Lady Stubbs said all children would start with a “clean slate” this week, but that she had clear expectations of them.

Pupils will be expected to walk, not run; to speak, not shout; to say “yes headmistress”, not “yeah”.

She said she would not tolerate violence in the school, or truancy - St George’s recently had the worst truancy record in England.

The last head, Margaret Ryan, who took early retirement in February abandoned the “tough love” approach of her murdered predecessor who expelled 60 pupils in the three years before his death.

Mrs Ryan attempted to reduce the number of exclusions but was blamed by some for allowing discipline to break down because troublemakers remained in school.
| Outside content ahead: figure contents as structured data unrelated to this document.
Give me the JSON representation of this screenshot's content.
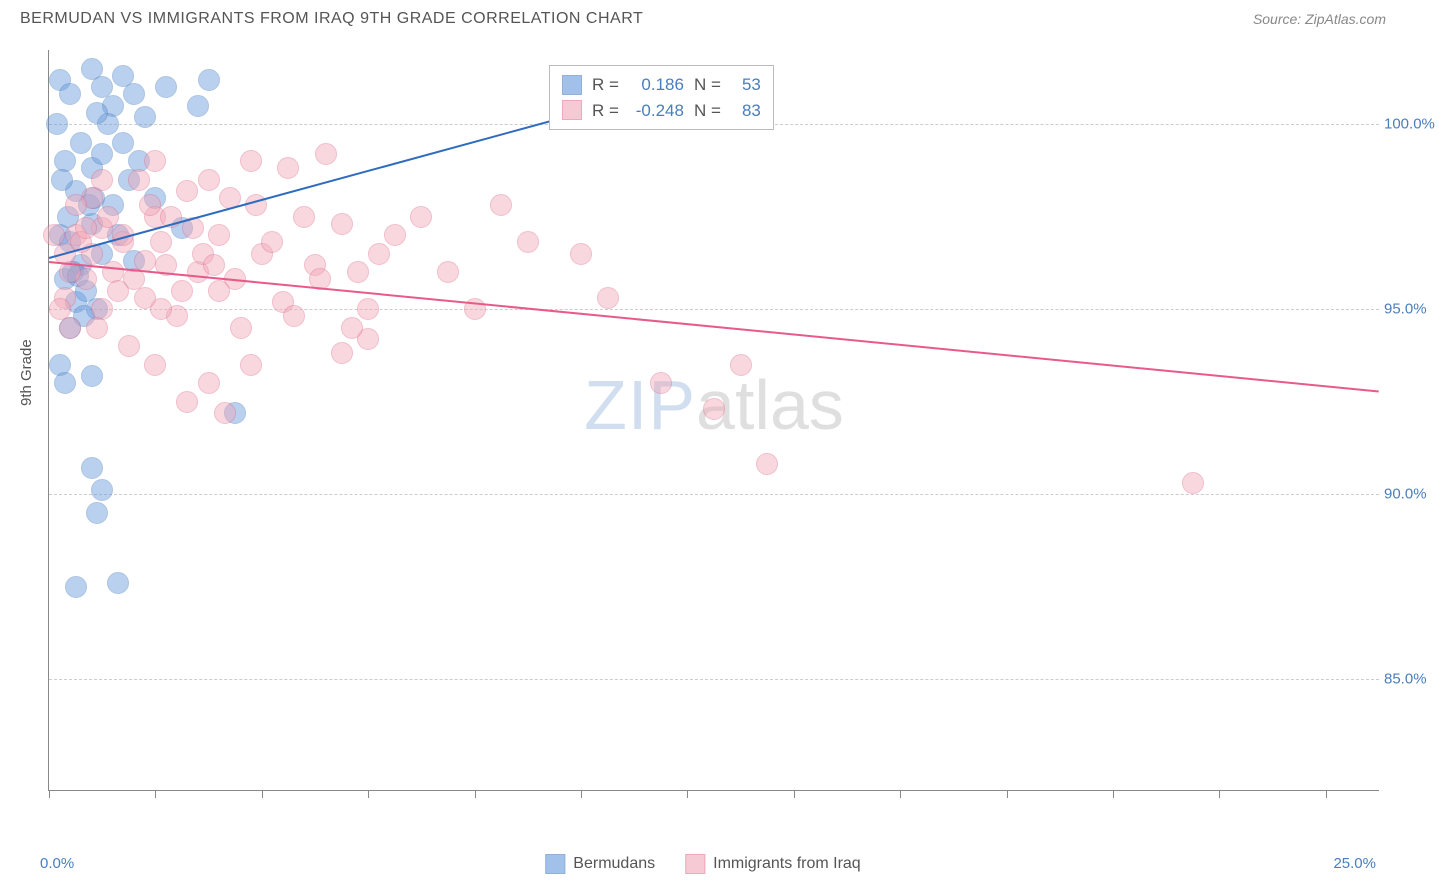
{
  "header": {
    "title": "BERMUDAN VS IMMIGRANTS FROM IRAQ 9TH GRADE CORRELATION CHART",
    "source": "Source: ZipAtlas.com"
  },
  "chart": {
    "type": "scatter",
    "yaxis_label": "9th Grade",
    "xlim": [
      0,
      25
    ],
    "ylim": [
      82,
      102
    ],
    "xticks": [
      0,
      2,
      4,
      6,
      8,
      10,
      12,
      14,
      16,
      18,
      20,
      22,
      24
    ],
    "xtick_labels": {
      "0": "0.0%",
      "25": "25.0%"
    },
    "yticks": [
      85,
      90,
      95,
      100
    ],
    "ytick_labels": [
      "85.0%",
      "90.0%",
      "95.0%",
      "100.0%"
    ],
    "grid_color": "#cccccc",
    "background_color": "#ffffff",
    "point_radius": 10,
    "point_opacity": 0.45,
    "series": [
      {
        "name": "Bermudans",
        "color": "#6699dd",
        "border": "#4a7ebb",
        "R": "0.186",
        "N": "53",
        "trend": {
          "x1": 0,
          "y1": 96.4,
          "x2": 13.0,
          "y2": 101.5,
          "color": "#2e6cc0"
        },
        "points": [
          [
            0.2,
            101.2
          ],
          [
            0.4,
            100.8
          ],
          [
            0.8,
            101.5
          ],
          [
            1.0,
            101.0
          ],
          [
            1.2,
            100.5
          ],
          [
            1.4,
            101.3
          ],
          [
            1.8,
            100.2
          ],
          [
            2.2,
            101.0
          ],
          [
            2.8,
            100.5
          ],
          [
            3.0,
            101.2
          ],
          [
            0.3,
            99.0
          ],
          [
            0.5,
            98.2
          ],
          [
            0.6,
            99.5
          ],
          [
            0.8,
            98.8
          ],
          [
            1.0,
            99.2
          ],
          [
            1.2,
            97.8
          ],
          [
            1.5,
            98.5
          ],
          [
            0.2,
            97.0
          ],
          [
            0.4,
            96.8
          ],
          [
            0.6,
            96.2
          ],
          [
            0.8,
            97.3
          ],
          [
            1.0,
            96.5
          ],
          [
            1.3,
            97.0
          ],
          [
            1.6,
            96.3
          ],
          [
            0.3,
            95.8
          ],
          [
            0.5,
            95.2
          ],
          [
            0.7,
            95.5
          ],
          [
            0.9,
            95.0
          ],
          [
            0.4,
            94.5
          ],
          [
            0.2,
            93.5
          ],
          [
            0.3,
            93.0
          ],
          [
            0.8,
            93.2
          ],
          [
            3.5,
            92.2
          ],
          [
            0.8,
            90.7
          ],
          [
            1.0,
            90.1
          ],
          [
            0.9,
            89.5
          ],
          [
            0.5,
            87.5
          ],
          [
            1.3,
            87.6
          ],
          [
            2.0,
            98.0
          ],
          [
            2.5,
            97.2
          ],
          [
            0.15,
            100.0
          ],
          [
            0.25,
            98.5
          ],
          [
            0.35,
            97.5
          ],
          [
            0.45,
            96.0
          ],
          [
            0.55,
            95.9
          ],
          [
            0.65,
            94.8
          ],
          [
            0.75,
            97.8
          ],
          [
            0.85,
            98.0
          ],
          [
            1.6,
            100.8
          ],
          [
            1.1,
            100.0
          ],
          [
            1.4,
            99.5
          ],
          [
            0.9,
            100.3
          ],
          [
            1.7,
            99.0
          ]
        ]
      },
      {
        "name": "Immigrants from Iraq",
        "color": "#f0a8b8",
        "border": "#e07090",
        "R": "-0.248",
        "N": "83",
        "trend": {
          "x1": 0,
          "y1": 96.3,
          "x2": 25.0,
          "y2": 92.8,
          "color": "#e85a8a"
        },
        "points": [
          [
            0.5,
            97.0
          ],
          [
            0.8,
            96.5
          ],
          [
            1.0,
            97.2
          ],
          [
            1.2,
            96.0
          ],
          [
            1.4,
            96.8
          ],
          [
            1.6,
            95.8
          ],
          [
            1.8,
            96.3
          ],
          [
            2.0,
            97.5
          ],
          [
            2.2,
            96.2
          ],
          [
            2.5,
            95.5
          ],
          [
            2.8,
            96.0
          ],
          [
            3.0,
            98.5
          ],
          [
            3.2,
            97.0
          ],
          [
            3.5,
            95.8
          ],
          [
            3.8,
            99.0
          ],
          [
            4.0,
            96.5
          ],
          [
            4.5,
            98.8
          ],
          [
            5.0,
            96.2
          ],
          [
            5.5,
            97.3
          ],
          [
            6.0,
            95.0
          ],
          [
            5.2,
            99.2
          ],
          [
            4.8,
            97.5
          ],
          [
            4.2,
            96.8
          ],
          [
            3.6,
            94.5
          ],
          [
            2.4,
            94.8
          ],
          [
            2.0,
            93.5
          ],
          [
            2.6,
            92.5
          ],
          [
            3.0,
            93.0
          ],
          [
            3.3,
            92.2
          ],
          [
            2.1,
            95.0
          ],
          [
            1.5,
            94.0
          ],
          [
            1.0,
            95.0
          ],
          [
            1.3,
            95.5
          ],
          [
            0.7,
            95.8
          ],
          [
            0.9,
            94.5
          ],
          [
            0.4,
            96.0
          ],
          [
            0.6,
            96.8
          ],
          [
            0.3,
            95.3
          ],
          [
            7.0,
            97.5
          ],
          [
            8.0,
            95.0
          ],
          [
            10.0,
            96.5
          ],
          [
            10.5,
            95.3
          ],
          [
            11.5,
            93.0
          ],
          [
            12.5,
            92.3
          ],
          [
            13.0,
            93.5
          ],
          [
            13.5,
            90.8
          ],
          [
            21.5,
            90.3
          ],
          [
            5.5,
            93.8
          ],
          [
            6.0,
            94.2
          ],
          [
            6.5,
            97.0
          ],
          [
            5.8,
            96.0
          ],
          [
            4.4,
            95.2
          ],
          [
            3.8,
            93.5
          ],
          [
            3.2,
            95.5
          ],
          [
            2.9,
            96.5
          ],
          [
            2.3,
            97.5
          ],
          [
            1.9,
            97.8
          ],
          [
            1.7,
            98.5
          ],
          [
            1.1,
            97.5
          ],
          [
            0.8,
            98.0
          ],
          [
            0.5,
            97.8
          ],
          [
            1.4,
            97.0
          ],
          [
            1.8,
            95.3
          ],
          [
            2.1,
            96.8
          ],
          [
            2.7,
            97.2
          ],
          [
            3.1,
            96.2
          ],
          [
            3.9,
            97.8
          ],
          [
            4.6,
            94.8
          ],
          [
            5.1,
            95.8
          ],
          [
            5.7,
            94.5
          ],
          [
            6.2,
            96.5
          ],
          [
            7.5,
            96.0
          ],
          [
            8.5,
            97.8
          ],
          [
            9.0,
            96.8
          ],
          [
            3.4,
            98.0
          ],
          [
            2.6,
            98.2
          ],
          [
            2.0,
            99.0
          ],
          [
            1.0,
            98.5
          ],
          [
            0.7,
            97.2
          ],
          [
            0.4,
            94.5
          ],
          [
            0.2,
            95.0
          ],
          [
            0.3,
            96.5
          ],
          [
            0.1,
            97.0
          ]
        ]
      }
    ],
    "watermark": {
      "zip": "ZIP",
      "atlas": "atlas"
    }
  },
  "stats_legend": {
    "R_label": "R =",
    "N_label": "N ="
  }
}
Lady Stubbs said: “Inclusion is a laudable aim. It may not be able to be realised in every instance, but it is a laudable aim.”

Kevin McNeany, chairman of Nord Anglia, said: “This is a school which has considerable strengths - including its improving exam results.

“We do not want to make ourselves hostages to fortune by publicly setting ourselves targets that will have to be achieved by particular dates.”

Lady Stubbs, a 60-year-old Scot and a devout Catholic, spent 13 years as head of Douay Martyrs before retiring last autumn. Before that, she ran education in a secure girls’ unit in Lambeth.